Since the individual consumption tax is now in a reduced state, if it rises again, you can pay more.

That's what you said.

However, I think the 3.5% individual consumption tax is quite old.



<Reporter>



Actually, the current individual consumption tax rate of 3.5% is familiar to us.



<Anchor>



I think I now know that it was actually 5%, and that it was originally 5%.



[ Reporter]



That's how it feels.

Because, since last 2018, the only two months, January and February 2020, have received 5% of the opening tax.



Every time the economy is not good or there is a need to promote consumption, the government took out this car individual consumption tax reduction card.

There have been times when I have only received 1.5%.



With the decision to extend, extend, and extend the cut once every six months or a year, the current tax rate has hardened like the original tax rate to the point where it is almost impossible to believe that the original tax rate was 5%.



And as you know, with a significant economic downturn forecast, can the government really get a 5% individual consumption tax in the second half of the year?

In the end, it will be extended again, this kind of speculation can not come out.

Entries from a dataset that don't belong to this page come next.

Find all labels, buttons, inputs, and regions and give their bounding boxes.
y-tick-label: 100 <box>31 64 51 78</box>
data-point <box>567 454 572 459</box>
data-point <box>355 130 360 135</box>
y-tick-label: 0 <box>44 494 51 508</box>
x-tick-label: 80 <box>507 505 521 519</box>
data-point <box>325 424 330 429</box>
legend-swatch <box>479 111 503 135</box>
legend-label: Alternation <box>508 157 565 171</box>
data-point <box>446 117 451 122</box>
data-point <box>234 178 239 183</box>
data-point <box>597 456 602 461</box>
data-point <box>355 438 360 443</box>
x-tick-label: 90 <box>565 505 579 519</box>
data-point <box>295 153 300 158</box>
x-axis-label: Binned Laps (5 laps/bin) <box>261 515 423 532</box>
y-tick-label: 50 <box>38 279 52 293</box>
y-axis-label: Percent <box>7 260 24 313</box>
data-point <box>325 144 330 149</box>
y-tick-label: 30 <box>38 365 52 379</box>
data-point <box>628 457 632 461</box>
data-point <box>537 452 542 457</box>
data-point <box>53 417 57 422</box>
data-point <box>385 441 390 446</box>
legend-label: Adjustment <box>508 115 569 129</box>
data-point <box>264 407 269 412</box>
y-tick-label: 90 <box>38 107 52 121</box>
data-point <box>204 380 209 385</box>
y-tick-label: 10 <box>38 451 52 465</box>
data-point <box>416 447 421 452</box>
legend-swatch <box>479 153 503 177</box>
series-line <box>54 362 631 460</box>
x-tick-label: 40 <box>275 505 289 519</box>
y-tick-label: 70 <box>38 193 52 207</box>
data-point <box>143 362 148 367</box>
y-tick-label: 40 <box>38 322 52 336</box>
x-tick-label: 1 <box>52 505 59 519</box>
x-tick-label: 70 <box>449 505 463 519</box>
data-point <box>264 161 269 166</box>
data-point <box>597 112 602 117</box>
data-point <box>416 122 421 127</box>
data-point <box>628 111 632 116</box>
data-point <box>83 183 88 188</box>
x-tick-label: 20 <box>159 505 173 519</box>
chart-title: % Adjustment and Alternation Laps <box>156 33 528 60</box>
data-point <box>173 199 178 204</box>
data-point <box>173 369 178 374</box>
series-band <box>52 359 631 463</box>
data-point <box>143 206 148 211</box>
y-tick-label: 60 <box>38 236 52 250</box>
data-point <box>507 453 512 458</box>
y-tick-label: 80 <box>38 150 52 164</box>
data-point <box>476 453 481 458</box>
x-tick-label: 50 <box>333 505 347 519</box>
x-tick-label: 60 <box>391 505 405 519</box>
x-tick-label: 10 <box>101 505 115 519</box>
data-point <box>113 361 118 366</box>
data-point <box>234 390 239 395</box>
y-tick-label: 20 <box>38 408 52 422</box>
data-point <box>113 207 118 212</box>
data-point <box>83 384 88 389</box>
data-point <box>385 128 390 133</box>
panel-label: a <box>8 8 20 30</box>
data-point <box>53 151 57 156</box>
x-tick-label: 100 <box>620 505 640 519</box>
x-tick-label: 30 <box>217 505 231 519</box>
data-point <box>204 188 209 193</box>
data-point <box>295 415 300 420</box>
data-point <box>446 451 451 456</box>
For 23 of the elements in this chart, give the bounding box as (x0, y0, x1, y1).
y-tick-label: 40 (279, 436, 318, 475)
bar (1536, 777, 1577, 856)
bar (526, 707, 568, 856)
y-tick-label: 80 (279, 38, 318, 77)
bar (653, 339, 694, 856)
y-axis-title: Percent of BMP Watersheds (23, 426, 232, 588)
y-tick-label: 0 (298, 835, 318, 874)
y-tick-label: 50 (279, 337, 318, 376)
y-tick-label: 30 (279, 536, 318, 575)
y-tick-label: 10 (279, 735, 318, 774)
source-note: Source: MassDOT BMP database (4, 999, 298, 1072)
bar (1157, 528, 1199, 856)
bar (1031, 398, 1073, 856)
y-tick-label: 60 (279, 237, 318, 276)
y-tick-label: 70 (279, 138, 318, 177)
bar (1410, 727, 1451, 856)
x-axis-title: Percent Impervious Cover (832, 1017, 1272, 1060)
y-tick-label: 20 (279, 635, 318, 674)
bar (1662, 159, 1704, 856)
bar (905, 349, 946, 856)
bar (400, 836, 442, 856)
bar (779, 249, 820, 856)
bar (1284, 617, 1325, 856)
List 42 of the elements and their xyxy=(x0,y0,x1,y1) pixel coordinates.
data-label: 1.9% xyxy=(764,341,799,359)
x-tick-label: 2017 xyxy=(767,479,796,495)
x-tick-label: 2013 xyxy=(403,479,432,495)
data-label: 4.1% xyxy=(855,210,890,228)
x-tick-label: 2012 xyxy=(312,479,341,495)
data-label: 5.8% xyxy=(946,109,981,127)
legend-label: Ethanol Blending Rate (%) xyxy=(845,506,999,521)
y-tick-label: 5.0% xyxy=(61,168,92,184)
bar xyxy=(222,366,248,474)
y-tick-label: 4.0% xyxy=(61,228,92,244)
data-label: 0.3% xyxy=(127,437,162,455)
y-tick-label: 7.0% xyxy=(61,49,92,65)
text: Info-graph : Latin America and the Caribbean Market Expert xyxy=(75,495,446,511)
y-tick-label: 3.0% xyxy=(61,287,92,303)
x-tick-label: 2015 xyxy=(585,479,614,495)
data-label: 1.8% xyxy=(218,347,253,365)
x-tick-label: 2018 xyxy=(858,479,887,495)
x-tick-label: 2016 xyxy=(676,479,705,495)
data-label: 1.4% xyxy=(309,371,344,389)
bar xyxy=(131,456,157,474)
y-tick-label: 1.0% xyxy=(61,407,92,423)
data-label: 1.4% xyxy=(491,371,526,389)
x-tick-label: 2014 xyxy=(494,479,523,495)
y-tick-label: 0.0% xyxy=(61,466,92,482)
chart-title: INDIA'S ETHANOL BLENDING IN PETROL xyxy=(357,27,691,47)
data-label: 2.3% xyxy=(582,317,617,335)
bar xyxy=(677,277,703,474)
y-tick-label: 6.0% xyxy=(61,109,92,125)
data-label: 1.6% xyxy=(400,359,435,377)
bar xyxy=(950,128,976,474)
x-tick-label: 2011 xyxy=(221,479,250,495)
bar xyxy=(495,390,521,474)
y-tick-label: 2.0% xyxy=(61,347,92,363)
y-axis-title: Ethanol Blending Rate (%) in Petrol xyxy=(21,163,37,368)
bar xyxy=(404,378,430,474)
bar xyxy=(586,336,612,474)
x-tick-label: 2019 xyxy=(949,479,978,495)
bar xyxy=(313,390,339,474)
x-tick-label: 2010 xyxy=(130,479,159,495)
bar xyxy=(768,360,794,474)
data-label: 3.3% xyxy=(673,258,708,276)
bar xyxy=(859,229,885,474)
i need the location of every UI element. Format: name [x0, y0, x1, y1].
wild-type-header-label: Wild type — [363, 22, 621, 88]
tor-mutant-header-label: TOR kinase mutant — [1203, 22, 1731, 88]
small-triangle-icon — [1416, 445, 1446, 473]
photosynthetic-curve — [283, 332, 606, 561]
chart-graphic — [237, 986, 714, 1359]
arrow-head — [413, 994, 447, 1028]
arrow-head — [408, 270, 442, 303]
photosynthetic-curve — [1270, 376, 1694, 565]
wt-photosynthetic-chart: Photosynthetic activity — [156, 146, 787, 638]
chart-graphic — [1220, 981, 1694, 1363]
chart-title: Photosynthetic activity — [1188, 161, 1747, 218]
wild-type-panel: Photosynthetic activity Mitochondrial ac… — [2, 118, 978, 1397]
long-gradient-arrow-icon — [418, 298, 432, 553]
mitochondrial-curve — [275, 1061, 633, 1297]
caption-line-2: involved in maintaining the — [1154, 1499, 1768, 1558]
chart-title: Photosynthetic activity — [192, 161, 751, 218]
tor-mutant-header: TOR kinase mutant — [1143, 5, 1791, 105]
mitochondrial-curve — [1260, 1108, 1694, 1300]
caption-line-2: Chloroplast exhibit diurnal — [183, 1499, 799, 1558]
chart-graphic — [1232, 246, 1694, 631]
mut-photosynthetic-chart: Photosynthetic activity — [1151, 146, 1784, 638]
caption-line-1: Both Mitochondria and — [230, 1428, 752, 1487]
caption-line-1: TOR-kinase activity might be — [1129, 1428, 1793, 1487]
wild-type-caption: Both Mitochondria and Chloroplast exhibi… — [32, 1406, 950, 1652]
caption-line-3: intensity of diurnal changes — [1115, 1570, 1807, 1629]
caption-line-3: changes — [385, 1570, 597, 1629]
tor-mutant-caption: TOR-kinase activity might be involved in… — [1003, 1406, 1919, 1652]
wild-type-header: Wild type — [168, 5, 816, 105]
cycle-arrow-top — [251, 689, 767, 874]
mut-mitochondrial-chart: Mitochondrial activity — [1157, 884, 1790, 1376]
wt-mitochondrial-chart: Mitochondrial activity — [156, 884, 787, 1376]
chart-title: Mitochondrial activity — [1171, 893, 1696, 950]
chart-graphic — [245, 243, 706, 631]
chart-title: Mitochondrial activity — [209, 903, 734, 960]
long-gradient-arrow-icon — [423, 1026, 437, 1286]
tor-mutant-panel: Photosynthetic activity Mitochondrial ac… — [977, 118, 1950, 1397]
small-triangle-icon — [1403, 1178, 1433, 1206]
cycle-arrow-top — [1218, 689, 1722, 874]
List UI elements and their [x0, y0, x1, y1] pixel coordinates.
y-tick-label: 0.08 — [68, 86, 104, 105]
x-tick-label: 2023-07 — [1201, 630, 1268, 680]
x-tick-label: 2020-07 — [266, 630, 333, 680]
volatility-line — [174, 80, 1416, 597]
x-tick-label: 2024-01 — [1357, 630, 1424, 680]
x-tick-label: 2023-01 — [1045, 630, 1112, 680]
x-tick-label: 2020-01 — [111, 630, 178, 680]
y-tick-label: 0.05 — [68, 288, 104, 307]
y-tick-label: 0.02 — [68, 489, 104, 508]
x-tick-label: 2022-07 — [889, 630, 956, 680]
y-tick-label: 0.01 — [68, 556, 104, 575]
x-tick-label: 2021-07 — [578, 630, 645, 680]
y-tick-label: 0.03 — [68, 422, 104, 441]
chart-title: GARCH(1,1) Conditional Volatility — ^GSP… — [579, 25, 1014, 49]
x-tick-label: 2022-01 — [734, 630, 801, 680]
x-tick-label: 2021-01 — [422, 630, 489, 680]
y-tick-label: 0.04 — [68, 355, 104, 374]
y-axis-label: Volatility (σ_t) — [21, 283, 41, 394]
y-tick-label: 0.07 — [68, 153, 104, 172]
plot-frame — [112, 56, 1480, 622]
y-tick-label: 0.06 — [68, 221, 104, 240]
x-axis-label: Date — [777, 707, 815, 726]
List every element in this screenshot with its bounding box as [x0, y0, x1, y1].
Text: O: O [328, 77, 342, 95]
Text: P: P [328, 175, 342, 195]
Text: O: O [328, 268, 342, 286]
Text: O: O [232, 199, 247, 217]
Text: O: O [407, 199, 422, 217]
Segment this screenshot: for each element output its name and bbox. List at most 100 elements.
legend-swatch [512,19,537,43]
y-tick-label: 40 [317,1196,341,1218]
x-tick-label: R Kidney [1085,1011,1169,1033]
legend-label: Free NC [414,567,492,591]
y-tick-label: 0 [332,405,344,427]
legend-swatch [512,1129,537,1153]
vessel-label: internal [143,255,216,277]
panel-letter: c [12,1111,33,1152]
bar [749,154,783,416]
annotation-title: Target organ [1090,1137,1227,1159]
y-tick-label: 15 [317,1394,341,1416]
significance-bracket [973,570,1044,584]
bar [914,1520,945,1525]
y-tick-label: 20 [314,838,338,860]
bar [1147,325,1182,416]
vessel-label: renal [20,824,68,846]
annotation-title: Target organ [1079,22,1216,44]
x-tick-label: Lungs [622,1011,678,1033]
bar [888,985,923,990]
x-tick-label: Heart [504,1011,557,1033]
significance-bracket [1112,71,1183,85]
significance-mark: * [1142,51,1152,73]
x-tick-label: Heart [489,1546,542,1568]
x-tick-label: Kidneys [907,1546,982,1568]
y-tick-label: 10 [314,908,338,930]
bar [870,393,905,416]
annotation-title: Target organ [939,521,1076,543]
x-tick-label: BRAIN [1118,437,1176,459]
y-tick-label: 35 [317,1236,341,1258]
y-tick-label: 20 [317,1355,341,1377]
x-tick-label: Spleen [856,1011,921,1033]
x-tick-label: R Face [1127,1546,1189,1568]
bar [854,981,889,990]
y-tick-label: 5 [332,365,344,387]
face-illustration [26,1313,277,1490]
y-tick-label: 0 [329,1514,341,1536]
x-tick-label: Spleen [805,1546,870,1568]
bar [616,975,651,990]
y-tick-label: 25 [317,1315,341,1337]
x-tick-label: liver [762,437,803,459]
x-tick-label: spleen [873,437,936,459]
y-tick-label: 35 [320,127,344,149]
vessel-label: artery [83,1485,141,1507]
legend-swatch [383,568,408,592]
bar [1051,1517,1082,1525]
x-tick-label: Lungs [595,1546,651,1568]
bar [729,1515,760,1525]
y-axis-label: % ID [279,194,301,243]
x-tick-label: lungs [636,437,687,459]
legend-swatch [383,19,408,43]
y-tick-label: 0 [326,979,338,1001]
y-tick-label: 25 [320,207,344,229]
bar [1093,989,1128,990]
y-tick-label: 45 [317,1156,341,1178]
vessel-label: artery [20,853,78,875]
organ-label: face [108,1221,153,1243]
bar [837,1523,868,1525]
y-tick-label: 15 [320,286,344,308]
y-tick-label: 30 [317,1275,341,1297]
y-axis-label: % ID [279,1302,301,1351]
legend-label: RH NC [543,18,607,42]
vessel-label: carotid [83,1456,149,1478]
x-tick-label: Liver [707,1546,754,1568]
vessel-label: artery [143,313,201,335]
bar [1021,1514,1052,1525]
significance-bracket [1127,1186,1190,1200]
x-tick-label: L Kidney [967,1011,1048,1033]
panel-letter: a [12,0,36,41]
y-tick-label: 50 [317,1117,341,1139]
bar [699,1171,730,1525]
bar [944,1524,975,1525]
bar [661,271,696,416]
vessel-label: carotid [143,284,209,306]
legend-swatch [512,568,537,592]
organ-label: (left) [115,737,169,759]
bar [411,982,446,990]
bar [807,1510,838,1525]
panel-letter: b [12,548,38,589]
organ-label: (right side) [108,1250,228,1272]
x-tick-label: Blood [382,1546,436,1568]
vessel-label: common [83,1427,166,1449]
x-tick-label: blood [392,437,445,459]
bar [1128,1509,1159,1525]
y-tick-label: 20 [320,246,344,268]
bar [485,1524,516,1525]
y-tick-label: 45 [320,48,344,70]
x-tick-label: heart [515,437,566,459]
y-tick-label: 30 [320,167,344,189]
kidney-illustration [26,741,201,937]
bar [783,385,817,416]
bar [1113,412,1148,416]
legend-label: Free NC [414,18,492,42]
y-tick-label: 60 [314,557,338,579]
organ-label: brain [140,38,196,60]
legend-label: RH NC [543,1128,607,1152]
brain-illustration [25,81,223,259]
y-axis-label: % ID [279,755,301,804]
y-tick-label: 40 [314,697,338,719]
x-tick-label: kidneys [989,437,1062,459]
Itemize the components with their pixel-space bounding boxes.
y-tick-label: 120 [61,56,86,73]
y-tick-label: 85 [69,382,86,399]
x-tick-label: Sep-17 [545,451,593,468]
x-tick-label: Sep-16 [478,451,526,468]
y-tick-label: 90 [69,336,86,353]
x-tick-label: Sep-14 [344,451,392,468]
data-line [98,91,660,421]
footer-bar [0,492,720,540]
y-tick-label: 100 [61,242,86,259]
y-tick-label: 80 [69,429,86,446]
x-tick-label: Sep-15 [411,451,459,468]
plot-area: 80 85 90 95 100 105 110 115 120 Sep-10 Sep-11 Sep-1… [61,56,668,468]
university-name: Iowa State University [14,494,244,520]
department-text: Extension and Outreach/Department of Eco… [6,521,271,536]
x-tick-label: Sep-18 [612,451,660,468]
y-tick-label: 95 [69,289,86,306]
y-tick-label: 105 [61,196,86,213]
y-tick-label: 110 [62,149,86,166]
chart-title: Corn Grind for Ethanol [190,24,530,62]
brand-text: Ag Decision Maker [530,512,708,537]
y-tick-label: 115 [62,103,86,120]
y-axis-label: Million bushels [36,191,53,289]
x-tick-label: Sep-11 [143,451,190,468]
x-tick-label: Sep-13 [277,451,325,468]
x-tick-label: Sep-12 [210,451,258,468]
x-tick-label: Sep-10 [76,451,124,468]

In that case, those who plan to purchase a domestic car this year will definitely benefit from buying it after July.



And at this point, opinions have been steadily emerging about whether the individual consumption tax for automobiles should be permanently lowered or completely eliminated.



The individual consumption tax started as a kind of luxury tax called the special consumption tax 50 years ago, and now it has the character of an environmental tax.



But in the past five years, in a situation where the tax rate has been reduced to such an extent that only those who bought a car with 5% in the first two months of 2020 said they were unlucky.



In fact, the effect of stimulating consumption at the current tax rate is difficult to expect.

There is already a strong sense of resistance to the 5% tax rate.



Then, 'Can't the cut be extended?

Will it work?'

Consumers continue to check, and I don't know what the tax rate will be today, so I tell you to wait a little longer and decide.



In a situation where there is no trust in the continued tax rate, there are aspects that rather hinder continued consumption.



It is also pointed out that making a decision on whether to lower or eliminate the tax rate will be able to see the effect of boosting consumption more properly.